Several factors may help predict progression:
- the presence of cytopenia at the time of diagnosis.
- the degree of modification of the capillaroscopy test (skin blood vessel study technique) of nail fold during follow-up.
- the presence of antinuclear antibodies.
- young age.
- severe vitamin D deficiency.
- the presence of anti-dsDNA, anti-Sm, and anti-cardiolipin autoantibodies correlates with the development of systemic lupus erythematosus in particular.

The rate of progression is higher in the first five years following the onset of the disease and tends to decrease over time. Patients progressing to a defined disease seem to see a slight progression of the disease with a mitigated risk of developing complications.

===Remaining undifferentiated===
Most UCTD cases will remain undifferentiated. UCTD itself usually has a mild clinical course, particularly if there is low organ involvement. Most patients who remain undifferentiated tend not to experience major organ involvement.

Up to 10–20% of patients diagnosed with UCTD will never progress to a defined disease, and their symptoms will decrease or disappear.

About 12% of patients will go into remission.

===Particular studies===
- In a Bulgarian study, after five years, 34% had developed into a defined connective tissue disease (with the highest probability of development being within the first two years after onset of symptoms), 54% continued undifferentiated, and 12% were in remission.
- In a US study, after 10 years, 37% had developed into a defined connective tissue disease, 43% continued undifferentiated, and 20% were in remission.
- In a Spanish study, after a mean follow-up of 11±3 years, 14% had developed a definite CTD, 62% continued undifferentiated, and 24% were in remission.
- In an Italian study (in which 58% had ANA abnormalities), after five years, 6% had developed a defined autoimmune disease. The remaining 94% saw clinical and serological features little changed in the period and quite stable. 11% of these were and remained asymptomatic.

==Epidemiology==
Up to 90% of UCTD cases are females between 32 and 44 years old. In the United States, up to 78% of patients were female, against 93 to 95% in Italy and 94% in Hungary. Higher female prevalence is common in autoimmune diseases.

In the United States, up to 72% of patients diagnosed with UCTD had white skin.

The prevalence of UCTD has been estimated at 2 people per 100,000 per year. Annual incidence has been estimated as varying from 41 to 149 per 100,000 adults.
It has also been suggested that UCTD is a relatively common condition seen in rheumatology practice, making up 10–20% of referrals to tertiary care clinics.
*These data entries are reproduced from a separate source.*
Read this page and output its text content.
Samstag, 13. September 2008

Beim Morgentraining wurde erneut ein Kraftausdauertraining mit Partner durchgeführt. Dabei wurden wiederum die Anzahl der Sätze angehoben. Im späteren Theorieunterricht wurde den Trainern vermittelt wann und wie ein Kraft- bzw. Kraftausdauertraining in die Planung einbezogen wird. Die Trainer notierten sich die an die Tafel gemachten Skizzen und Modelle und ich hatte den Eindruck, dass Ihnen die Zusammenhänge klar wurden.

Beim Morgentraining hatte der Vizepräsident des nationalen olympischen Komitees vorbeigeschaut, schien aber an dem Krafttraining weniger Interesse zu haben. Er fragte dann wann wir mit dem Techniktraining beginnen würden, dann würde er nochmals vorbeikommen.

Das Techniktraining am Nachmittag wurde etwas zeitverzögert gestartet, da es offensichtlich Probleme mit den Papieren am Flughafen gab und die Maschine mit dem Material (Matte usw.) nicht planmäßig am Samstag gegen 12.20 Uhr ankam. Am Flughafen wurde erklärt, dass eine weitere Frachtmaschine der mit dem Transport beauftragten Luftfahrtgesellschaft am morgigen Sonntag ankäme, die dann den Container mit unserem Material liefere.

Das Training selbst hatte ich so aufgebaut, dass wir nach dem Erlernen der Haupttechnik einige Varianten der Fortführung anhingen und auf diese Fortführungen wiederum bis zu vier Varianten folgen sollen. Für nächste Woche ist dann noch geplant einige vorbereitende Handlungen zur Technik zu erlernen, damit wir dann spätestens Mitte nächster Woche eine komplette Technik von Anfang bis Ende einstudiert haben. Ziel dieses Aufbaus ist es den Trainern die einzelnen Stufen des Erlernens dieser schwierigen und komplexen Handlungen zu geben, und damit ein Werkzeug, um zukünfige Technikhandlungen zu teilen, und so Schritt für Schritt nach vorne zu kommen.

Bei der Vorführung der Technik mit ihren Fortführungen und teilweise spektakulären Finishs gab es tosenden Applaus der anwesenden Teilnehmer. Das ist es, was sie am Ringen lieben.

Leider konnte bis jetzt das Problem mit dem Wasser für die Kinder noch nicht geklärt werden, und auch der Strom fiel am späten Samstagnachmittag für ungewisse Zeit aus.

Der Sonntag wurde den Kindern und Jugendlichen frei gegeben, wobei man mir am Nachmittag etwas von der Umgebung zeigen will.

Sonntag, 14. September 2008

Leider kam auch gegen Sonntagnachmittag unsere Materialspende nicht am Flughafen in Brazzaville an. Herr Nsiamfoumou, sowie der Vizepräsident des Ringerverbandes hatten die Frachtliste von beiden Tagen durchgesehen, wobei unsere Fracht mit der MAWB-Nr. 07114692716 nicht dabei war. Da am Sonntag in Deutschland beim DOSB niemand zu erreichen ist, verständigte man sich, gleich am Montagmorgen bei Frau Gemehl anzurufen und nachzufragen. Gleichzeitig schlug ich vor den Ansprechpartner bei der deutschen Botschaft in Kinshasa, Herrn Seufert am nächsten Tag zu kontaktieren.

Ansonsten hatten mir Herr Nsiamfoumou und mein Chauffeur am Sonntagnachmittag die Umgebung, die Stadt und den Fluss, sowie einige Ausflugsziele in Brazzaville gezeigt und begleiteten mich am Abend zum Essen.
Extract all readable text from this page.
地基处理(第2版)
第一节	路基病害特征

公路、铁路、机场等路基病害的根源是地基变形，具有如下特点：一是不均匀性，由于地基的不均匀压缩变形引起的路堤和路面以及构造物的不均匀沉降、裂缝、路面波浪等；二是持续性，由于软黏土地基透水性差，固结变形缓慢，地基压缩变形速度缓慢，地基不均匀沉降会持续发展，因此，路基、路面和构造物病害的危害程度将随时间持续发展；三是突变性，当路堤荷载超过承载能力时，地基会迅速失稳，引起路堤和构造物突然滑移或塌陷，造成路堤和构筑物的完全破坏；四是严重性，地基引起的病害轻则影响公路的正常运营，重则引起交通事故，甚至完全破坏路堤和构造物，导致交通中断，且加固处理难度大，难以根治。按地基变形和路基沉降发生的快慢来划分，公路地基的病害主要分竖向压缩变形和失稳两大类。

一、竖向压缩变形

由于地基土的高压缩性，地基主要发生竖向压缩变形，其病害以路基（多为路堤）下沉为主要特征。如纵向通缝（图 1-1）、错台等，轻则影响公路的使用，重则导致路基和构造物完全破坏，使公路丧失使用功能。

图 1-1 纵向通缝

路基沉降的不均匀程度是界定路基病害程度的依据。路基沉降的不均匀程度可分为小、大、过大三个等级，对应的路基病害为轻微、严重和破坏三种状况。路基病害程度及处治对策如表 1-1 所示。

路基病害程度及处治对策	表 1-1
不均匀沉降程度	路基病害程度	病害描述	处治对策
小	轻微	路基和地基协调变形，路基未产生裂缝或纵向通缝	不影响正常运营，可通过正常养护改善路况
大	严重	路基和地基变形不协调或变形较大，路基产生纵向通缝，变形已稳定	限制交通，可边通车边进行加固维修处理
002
Classical epidemiological data for UCTD are not available due to the limited literature exploring the disease. Also, differences in patient selection criteria in existing studies make comparisons between them difficult.

==History==
The term was first suggested in 1980, as connective tissue disease in patients whose features did not meet other classification criteria. In 1999, a study noted, "In recent years, there has been growing concern regarding the diagnosis of incomplete forms of the autoimmune diseases" and the first classification criteria were proposed in that year.

Historically, the condition was sometimes called undifferentiated connective tissue syndrome, latent lupus, or incomplete lupus.